In order to better understand the agents' behavior in the gridworld we can again make use of the `print()` and `plot()` function.

**Question**: As a first step, lets have a look at the performance of our agent. Do you have any hypothesis about this?

In [None]:
# what is your hypothesis?
# (you can change this code block to markdown)






**Answer**: Performance for learning agents should improve over time. Therefore we should expect to find improvements in performance for our grid world agent. Performance can be measured in multiple different ways. For our grid world example, we could define 2 measures of preformance. The first measure is already plotted below: the number of steps it takes the agents to get from start state to terminal state. While the agent is aimlessly roaming the gridworld in the beginning, it quickly picks up the optimal path to the goal.

**Excercise 2** Define a second measure of performance, implement it in the code and plot it.

In [None]:
# plotting performance
plot(1:nRun, apply(movecounter, c(1), mean), xlab = "Runs", ylab = "Steps", main="Performance",)

Finally, we can also have a look at the policy of our agents.

Plotting the policy

In [None]:
actions2plot <- c("left ", " up  ", "right", "down ")


a = apply(Qall, c(1,2), mean)
b = apply(a, c(1), which.max)
dim(b) = c(grid_size,grid_size)

#print(a)

print("policy for recent agent")
for (i in 1:grid_size) {
  cat('|')
  for (j in 1:grid_size) {
    if (states[i,j]==s_0) {
      cat(paste('*',actions2plot[b[i,j]],'*|'))
    } else if (states[i,j]==s_terminal) {
      cat(paste('+',actions2plot[b[i,j]],'+|'))
    } else {
      cat(paste(' ',actions2plot[b[i,j]],' |'))
    }
  }
  print('')
}

**Excercise 3.** So far, we have only investigated the softmax and random method for action selection, with random action selection being a special case of softmax action selection. Try to implement alternative methods, such as greedy or e-greedy and have a look how performance changes. 

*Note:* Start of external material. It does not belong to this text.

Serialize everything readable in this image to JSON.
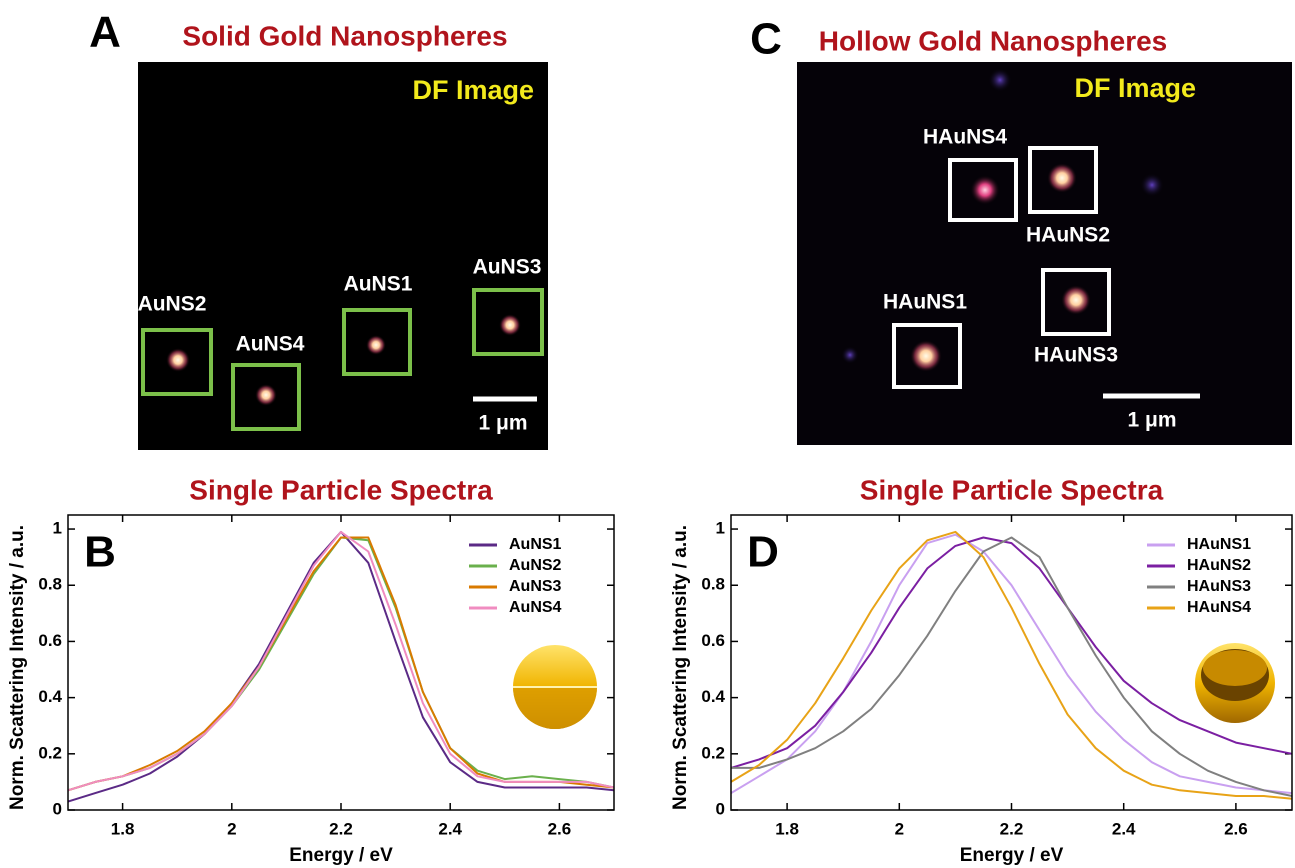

**Excercise 4.** The current grid world is perfectly deterministic. Actions reliably lead to the same outcome. Reward is always hidden in the same location. Recall that for our bandit example reward delivery was probabilistic. Can you implement some randomness in the grid world as well? Think about a few possible options. How could you implement those and what would be the consequences for agents' learning and decision-making?

**Excercise 5.** (optional) Although we have only discussed different decision rules at this point, we could also think about different learning rules. A prominent example is already described in Sutton & Barto (2018, p132). In their variant of the grid world, learning for the different learning rules translates into very distinct behavioral patterns. It nicely illustrates how small changes in the algorithm can have quite strong effects on decision making. Have a look at the example. Can you construct a cliff world and replicate the findings reported by Sutton & Barto?